The Spinners

♪ 1901 (Phoenix, 2009) ♪

In French, Indie Pop, Megan Diño, Richard Bolisay, Track Reviews on January 7, 2010 at 10:00 am

“1901” opens with a tick as if something will explode—a warm-up for the climax, foreplay if you will—Thomas Mars and his seductive piyok subtly seducing you about ideas, elliptical patterns, the Eiffel Tower, and teasing you about what you did over summer long.

But the beauty of this song is beyond its words. It transcends its lyrics: “1901” presents us Mars’ vocal range and how he can express a song’s emotion with his voice. For hitting the high notes doesn’t exactly make an expressive singer or an expressive song. The best singers are those whose emotions are translated into their voices—no matter if they don’t pass Songbird standards.

And in the case of “1901” and the Thomas Mars, it’s the croak. It’s the crack. It’s the piyok.

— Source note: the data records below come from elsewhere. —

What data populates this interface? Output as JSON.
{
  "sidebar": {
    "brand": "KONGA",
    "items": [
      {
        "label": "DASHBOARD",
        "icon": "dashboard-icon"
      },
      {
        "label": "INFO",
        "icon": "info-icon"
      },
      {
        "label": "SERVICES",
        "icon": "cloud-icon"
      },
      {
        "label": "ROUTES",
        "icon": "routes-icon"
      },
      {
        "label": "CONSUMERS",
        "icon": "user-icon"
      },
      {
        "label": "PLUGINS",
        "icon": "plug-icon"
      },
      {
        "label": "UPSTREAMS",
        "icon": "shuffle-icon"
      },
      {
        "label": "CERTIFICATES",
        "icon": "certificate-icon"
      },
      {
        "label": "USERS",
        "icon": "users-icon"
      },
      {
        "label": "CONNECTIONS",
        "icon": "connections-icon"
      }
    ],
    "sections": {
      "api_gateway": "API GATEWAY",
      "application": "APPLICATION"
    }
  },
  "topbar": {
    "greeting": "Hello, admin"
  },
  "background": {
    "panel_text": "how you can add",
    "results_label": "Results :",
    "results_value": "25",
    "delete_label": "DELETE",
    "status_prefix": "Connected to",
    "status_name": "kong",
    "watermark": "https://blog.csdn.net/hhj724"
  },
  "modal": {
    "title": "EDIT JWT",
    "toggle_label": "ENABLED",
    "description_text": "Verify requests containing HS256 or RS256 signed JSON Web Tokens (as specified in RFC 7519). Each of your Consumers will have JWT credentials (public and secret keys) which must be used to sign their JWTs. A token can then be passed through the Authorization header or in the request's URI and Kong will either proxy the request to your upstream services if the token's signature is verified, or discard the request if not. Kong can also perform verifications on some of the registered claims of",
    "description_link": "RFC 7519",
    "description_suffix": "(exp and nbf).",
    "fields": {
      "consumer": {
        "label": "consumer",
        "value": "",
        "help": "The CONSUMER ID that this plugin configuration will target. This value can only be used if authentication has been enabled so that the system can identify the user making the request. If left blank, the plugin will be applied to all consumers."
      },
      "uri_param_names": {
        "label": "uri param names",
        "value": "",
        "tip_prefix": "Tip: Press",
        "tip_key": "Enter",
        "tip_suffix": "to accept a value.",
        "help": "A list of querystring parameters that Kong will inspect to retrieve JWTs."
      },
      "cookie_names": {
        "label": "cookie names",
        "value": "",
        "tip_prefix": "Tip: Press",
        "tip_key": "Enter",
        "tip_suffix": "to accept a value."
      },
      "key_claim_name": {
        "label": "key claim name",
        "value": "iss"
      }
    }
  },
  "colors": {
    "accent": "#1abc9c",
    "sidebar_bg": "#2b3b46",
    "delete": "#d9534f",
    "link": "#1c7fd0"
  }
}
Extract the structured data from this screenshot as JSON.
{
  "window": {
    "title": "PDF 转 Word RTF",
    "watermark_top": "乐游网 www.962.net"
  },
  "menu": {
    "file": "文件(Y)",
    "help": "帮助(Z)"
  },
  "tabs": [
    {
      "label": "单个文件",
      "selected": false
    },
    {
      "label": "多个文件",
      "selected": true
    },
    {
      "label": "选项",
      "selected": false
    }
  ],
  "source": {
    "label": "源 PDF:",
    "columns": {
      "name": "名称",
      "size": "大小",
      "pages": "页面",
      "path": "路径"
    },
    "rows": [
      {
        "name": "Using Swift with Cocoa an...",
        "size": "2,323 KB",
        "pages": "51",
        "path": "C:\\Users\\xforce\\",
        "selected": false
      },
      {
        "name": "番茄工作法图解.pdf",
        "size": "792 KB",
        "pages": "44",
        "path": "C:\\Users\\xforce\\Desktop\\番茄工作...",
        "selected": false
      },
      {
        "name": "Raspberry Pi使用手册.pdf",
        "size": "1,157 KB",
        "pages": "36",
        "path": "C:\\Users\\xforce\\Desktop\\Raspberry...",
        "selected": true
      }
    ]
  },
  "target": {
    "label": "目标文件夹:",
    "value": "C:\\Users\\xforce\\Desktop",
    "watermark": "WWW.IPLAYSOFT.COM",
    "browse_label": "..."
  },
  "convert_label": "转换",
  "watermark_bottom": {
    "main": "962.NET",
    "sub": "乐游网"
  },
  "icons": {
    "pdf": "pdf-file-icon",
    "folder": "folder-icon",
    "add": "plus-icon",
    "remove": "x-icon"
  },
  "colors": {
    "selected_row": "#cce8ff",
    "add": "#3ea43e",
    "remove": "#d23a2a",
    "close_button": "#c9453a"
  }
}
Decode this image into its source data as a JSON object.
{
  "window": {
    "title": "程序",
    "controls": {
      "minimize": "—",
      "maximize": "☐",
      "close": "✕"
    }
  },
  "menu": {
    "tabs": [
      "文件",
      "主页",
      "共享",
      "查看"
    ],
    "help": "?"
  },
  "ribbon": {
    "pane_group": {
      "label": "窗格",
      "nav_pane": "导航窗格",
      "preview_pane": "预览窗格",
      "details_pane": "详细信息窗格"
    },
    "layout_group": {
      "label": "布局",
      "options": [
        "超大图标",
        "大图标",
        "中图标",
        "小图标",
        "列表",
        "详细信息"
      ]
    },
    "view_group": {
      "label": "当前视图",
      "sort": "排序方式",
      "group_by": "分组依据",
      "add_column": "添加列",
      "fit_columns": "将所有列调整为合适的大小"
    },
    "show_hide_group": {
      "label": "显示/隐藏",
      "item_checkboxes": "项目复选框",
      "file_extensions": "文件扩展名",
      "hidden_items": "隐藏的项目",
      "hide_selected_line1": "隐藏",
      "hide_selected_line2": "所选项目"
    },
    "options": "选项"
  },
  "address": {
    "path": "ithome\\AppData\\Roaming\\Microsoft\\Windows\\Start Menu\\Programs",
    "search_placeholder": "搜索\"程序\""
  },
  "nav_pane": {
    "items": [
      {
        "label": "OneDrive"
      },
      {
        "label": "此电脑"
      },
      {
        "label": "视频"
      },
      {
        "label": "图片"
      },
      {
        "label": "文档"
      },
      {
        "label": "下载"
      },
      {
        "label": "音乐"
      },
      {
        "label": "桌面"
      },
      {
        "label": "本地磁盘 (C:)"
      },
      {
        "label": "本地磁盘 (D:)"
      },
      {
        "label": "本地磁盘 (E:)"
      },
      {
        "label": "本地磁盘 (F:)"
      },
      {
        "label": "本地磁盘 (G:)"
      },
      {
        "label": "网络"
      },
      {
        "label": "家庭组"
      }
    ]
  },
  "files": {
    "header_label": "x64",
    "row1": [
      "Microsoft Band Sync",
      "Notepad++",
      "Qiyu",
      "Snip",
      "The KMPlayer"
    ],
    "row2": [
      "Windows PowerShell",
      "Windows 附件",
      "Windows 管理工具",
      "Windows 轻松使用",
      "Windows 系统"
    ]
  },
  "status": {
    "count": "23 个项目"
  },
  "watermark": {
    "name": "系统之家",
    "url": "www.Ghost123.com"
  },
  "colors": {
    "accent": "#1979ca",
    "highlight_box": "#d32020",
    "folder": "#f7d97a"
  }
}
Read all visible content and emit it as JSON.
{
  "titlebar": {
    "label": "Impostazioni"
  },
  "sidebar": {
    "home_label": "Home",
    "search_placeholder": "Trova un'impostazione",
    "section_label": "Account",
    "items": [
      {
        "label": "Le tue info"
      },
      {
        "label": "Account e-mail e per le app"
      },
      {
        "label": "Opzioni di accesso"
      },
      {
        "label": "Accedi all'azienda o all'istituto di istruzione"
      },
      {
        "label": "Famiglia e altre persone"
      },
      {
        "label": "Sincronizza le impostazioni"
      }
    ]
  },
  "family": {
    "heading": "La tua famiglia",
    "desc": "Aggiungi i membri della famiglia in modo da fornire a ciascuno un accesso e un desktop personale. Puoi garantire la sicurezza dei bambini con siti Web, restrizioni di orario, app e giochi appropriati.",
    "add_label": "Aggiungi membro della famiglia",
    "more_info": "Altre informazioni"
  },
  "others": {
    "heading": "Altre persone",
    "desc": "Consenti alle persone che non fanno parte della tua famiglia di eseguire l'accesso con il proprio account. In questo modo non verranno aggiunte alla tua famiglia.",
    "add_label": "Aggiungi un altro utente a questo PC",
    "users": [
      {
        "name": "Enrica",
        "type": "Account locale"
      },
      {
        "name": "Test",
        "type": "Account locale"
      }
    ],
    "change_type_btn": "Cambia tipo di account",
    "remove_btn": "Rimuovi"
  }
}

The French, romantics they are, what with their drippy, nasal language, their kiss, and well, their delicate macarons. You don’t hear any of these in “1901” (or in any Phoenix song for that matter) or in Mars’ voice but somehow it seduces. It flirts with you, commanding you to give that French guy a tight hug and tell him, yes everything will be okay. And he responds with a cracking I’ll be anything you ask and more, you’re going hey hey hey hey hey and a croaking Fold it, fold it, fold it. And with the happy, peppy beat in the background, everything melts into sappy French oblivion.

Ah, aurgasmic, yes.

– Megan Diño

Why I prefer this to “Lisztomania” is better left unsaid—honestly, I just don’t know—but I would rather dance than explain it, lose myself to its refreshing tune than make sense of its historical references, enjoy the thrilling ride and press repeat over and over again than stay grumpy and ponder the sad day ahead. Listening to Phoenix I would rather be alone; they seem enough as company. And this song in the album stands out as the sunniest, friendliest, and most captivating, always getting me on my feet, raising my hands up, and blowing me away.